There is now provision for over 50 patients a year from Donegal to be treated in Derry, before being transferred back to either Letterkenny University Hospital or Sligo University Hospital. A number of changes had to be made in order to fully integrate the service, including the appointment of an interventional cardiologist in Letterkenny on Altnagelvin’s rota and the introduction of the ECG transmission technology into southern-based ambulances.

McNeill believes that the success of the service has opened up the potential of extension: “Of course, away from the severe heart attack cases there are another group of patients who have smaller heart attacks (non-STEMI), who usually have a dye test done and their arteries fixed within 72 hours. We at the Trust would like to see this service rolled out to the Donegal population, as was recommended by Dr Henry’s report.”

In October, another joint effort between the Western Trust and the Saolta Group opened patients from Donegal access to radiotherapy services at Altnagelvin in the newly developed North West Cancer Centre.

McNeill adds: “While I can’t speak definitively for other specialities, I believe that within the Trust there would be scope for wider cross-border collaboration. Within cardiology we are looking at other areas of mutual benefit, not just one way to us here in Altnagelvin but to establish a two-way flow where patients get the right treatment in the right place.”

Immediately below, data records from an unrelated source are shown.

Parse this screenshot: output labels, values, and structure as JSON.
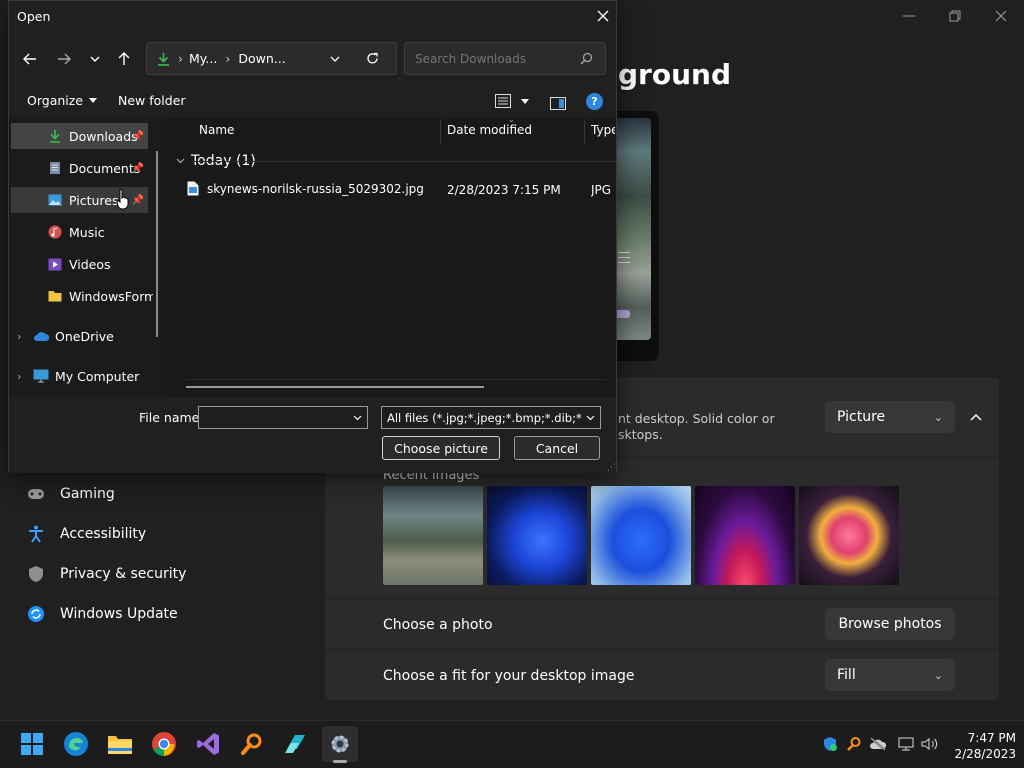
{
  "settings": {
    "heading": "ground",
    "card_description": [
      "nt desktop. Solid color or",
      "sktops."
    ],
    "background_type": "Picture",
    "recent_images_label": "Recent images",
    "choose_photo_label": "Choose a photo",
    "browse_button": "Browse photos",
    "fit_label": "Choose a fit for your desktop image",
    "fit_value": "Fill",
    "nav": [
      {
        "label": "Gaming",
        "icon": "gamepad-icon"
      },
      {
        "label": "Accessibility",
        "icon": "accessibility-icon"
      },
      {
        "label": "Privacy & security",
        "icon": "shield-icon"
      },
      {
        "label": "Windows Update",
        "icon": "update-icon"
      }
    ]
  },
  "dialog": {
    "title": "Open",
    "breadcrumb": [
      "My...",
      "Down..."
    ],
    "search_placeholder": "Search Downloads",
    "toolbar": {
      "organize": "Organize",
      "new_folder": "New folder"
    },
    "tree": [
      {
        "label": "Downloads",
        "icon": "download-icon",
        "pinned": true,
        "selected": true
      },
      {
        "label": "Documents",
        "icon": "document-icon",
        "pinned": true
      },
      {
        "label": "Pictures",
        "icon": "pictures-icon",
        "pinned": true,
        "hover": true
      },
      {
        "label": "Music",
        "icon": "music-icon"
      },
      {
        "label": "Videos",
        "icon": "videos-icon"
      },
      {
        "label": "WindowsForms",
        "icon": "folder-icon"
      },
      {
        "label": "OneDrive",
        "icon": "cloud-icon"
      },
      {
        "label": "My Computer",
        "icon": "computer-icon"
      }
    ],
    "columns": {
      "name": "Name",
      "date": "Date modified",
      "type": "Type"
    },
    "group_label": "Today (1)",
    "files": [
      {
        "name": "skynews-norilsk-russia_5029302.jpg",
        "date": "2/28/2023 7:15 PM",
        "type": "JPG F"
      }
    ],
    "file_name_label": "File name:",
    "file_name_value": "",
    "filter": "All files (*.jpg;*.jpeg;*.bmp;*.dib;*.png",
    "choose_button": "Choose picture",
    "cancel_button": "Cancel"
  },
  "taskbar": {
    "time": "7:47 PM",
    "date": "2/28/2023"
  },
  "colors": {
    "accent_download": "#3fb950",
    "tree_selected": "#3a3a3a"
  }
}
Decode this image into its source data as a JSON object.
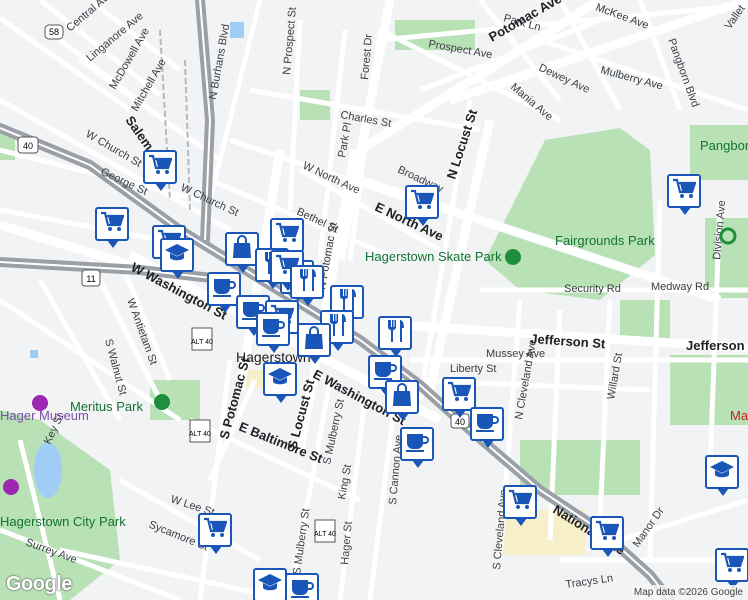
{
  "map": {
    "attribution": "Map data ©2026 Google",
    "logo": "Google",
    "colors": {
      "background": "#f2f3f5",
      "road": "#ffffff",
      "highway": "#9aa0a6",
      "park": "#b8e2b6",
      "water": "#9fcdf5",
      "pin_border": "#1a56b8",
      "pin_icon": "#1a56b8"
    },
    "streets": [
      "Central Ave",
      "Linganore Ave",
      "McDowell Ave",
      "Mitchell Ave",
      "W Church St",
      "George St",
      "N Burhans Blvd",
      "W Church St",
      "N Prospect St",
      "Forest Dr",
      "Charles St",
      "Park Pl",
      "W North Ave",
      "Bethel St",
      "N Potomac St",
      "Broadway",
      "N Locust St",
      "E North Ave",
      "Prospect Ave",
      "Park Ln",
      "Potomac Ave",
      "McKee Ave",
      "Dewey Ave",
      "Mulberry Ave",
      "Mania Ave",
      "Pangborn Blvd",
      "Security Rd",
      "Medway Rd",
      "Division Ave",
      "Jefferson St",
      "Jefferson St",
      "Mussey Ave",
      "Liberty St",
      "N Cleveland Ave",
      "Willard St",
      "W Washington St",
      "E Washington St",
      "S Walnut St",
      "W Antietam St",
      "S Potomac St",
      "S Locust St",
      "S Mulberry St",
      "E Baltimore St",
      "King St",
      "S Cannon Ave",
      "Key St",
      "Surrey Ave",
      "Sycamore St",
      "W Lee St",
      "S Mulberry St",
      "Hager St",
      "S Cleveland Ave",
      "Tracys Ln",
      "Manor Dr",
      "National Pike",
      "Salem Ave",
      "Vallet"
    ],
    "route_shields": [
      "58",
      "40",
      "11",
      "ALT 40",
      "ALT 40",
      "ALT 40",
      "40"
    ],
    "places": {
      "city": "Hagerstown",
      "skate_park": "Hagerstown Skate Park",
      "fairgrounds": "Fairgrounds Park",
      "meritus": "Meritus Park",
      "city_park": "Hagerstown City Park",
      "museum": "Hager Museum",
      "pangborn": "Pangborn",
      "institute": "Maryland Institute"
    },
    "pins": [
      {
        "name": "grocery",
        "icon": "cart"
      },
      {
        "name": "grocery",
        "icon": "cart"
      },
      {
        "name": "grocery",
        "icon": "cart"
      },
      {
        "name": "grocery",
        "icon": "cart"
      },
      {
        "name": "school",
        "icon": "mortarboard"
      },
      {
        "name": "grocery",
        "icon": "cart"
      },
      {
        "name": "shopping",
        "icon": "bag"
      },
      {
        "name": "restaurant",
        "icon": "fork-knife"
      },
      {
        "name": "cafe",
        "icon": "cup"
      },
      {
        "name": "restaurant",
        "icon": "fork-knife"
      },
      {
        "name": "grocery",
        "icon": "cart"
      },
      {
        "name": "restaurant",
        "icon": "fork-knife"
      },
      {
        "name": "cafe",
        "icon": "cup"
      },
      {
        "name": "grocery",
        "icon": "cart"
      },
      {
        "name": "restaurant",
        "icon": "fork-knife"
      },
      {
        "name": "restaurant",
        "icon": "fork-knife"
      },
      {
        "name": "cafe",
        "icon": "cup"
      },
      {
        "name": "shopping",
        "icon": "bag"
      },
      {
        "name": "school",
        "icon": "mortarboard"
      },
      {
        "name": "restaurant",
        "icon": "fork-knife"
      },
      {
        "name": "cafe",
        "icon": "cup"
      },
      {
        "name": "shopping",
        "icon": "bag"
      },
      {
        "name": "grocery",
        "icon": "cart"
      },
      {
        "name": "cafe",
        "icon": "cup"
      },
      {
        "name": "cafe",
        "icon": "cup"
      },
      {
        "name": "grocery",
        "icon": "cart"
      },
      {
        "name": "grocery",
        "icon": "cart"
      },
      {
        "name": "grocery",
        "icon": "cart"
      },
      {
        "name": "school",
        "icon": "mortarboard"
      },
      {
        "name": "grocery",
        "icon": "cart"
      },
      {
        "name": "school",
        "icon": "mortarboard"
      },
      {
        "name": "cafe",
        "icon": "cup"
      },
      {
        "name": "grocery",
        "icon": "cart"
      }
    ]
  }
}
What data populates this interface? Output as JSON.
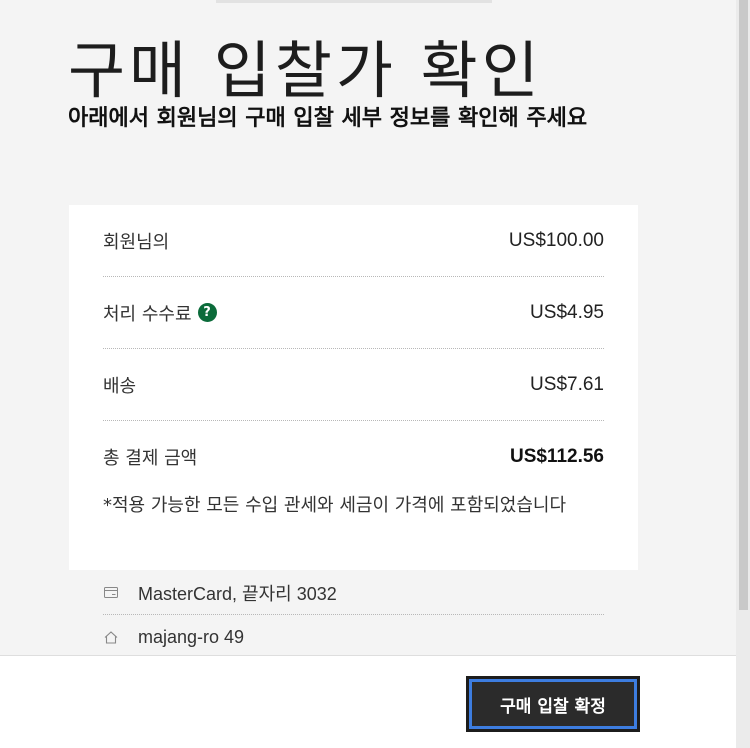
{
  "page": {
    "title": "구매 입찰가 확인",
    "subtitle": "아래에서 회원님의 구매 입찰 세부 정보를 확인해 주세요"
  },
  "summary": {
    "bid": {
      "label": "회원님의",
      "value": "US$100.00"
    },
    "fee": {
      "label": "처리 수수료",
      "value": "US$4.95",
      "help_icon": "question-circle-icon"
    },
    "shipping": {
      "label": "배송",
      "value": "US$7.61"
    },
    "total": {
      "label": "총 결제 금액",
      "value": "US$112.56"
    },
    "note": "*적용 가능한 모든 수입 관세와 세금이 가격에 포함되었습니다"
  },
  "payment": {
    "icon": "credit-card-icon",
    "text": "MasterCard, 끝자리 3032"
  },
  "address": {
    "icon": "home-icon",
    "text": "majang-ro 49"
  },
  "footer": {
    "confirm_label": "구매 입찰 확정"
  },
  "colors": {
    "help_icon": "#0b6b3a",
    "button_bg": "#2b2b2b",
    "button_focus": "#3d7de0"
  }
}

Wider cross-border collaboration between the two health departments is likely to be stalled until greater certainty around the outcome of Brexit and the border has been established. However, McNeill is confident any hardening of the border would not affect the current service: “The service is so successful, driven by international guidelines and evidence-based that regardless of what happens with Brexit I don’t see there being a change. The system is now entrenched in the minds of clinicians and patients who have witnessed its positive performance and better patient outcomes.

“I don’t know the final outcome but I don’t see a situation where there is going to be a queue of ambulances waiting at Burnfoot waiting to get through.”

Concluding McNeill says: “This service is a great example of what can happen when politicians engage with civil servants and clinicians and there is joined-up thinking going on across the province. I believe that our cross-border work is unique across Europe and can be a blueprint for wider engagement across jurisdictions for the benefit of patients.”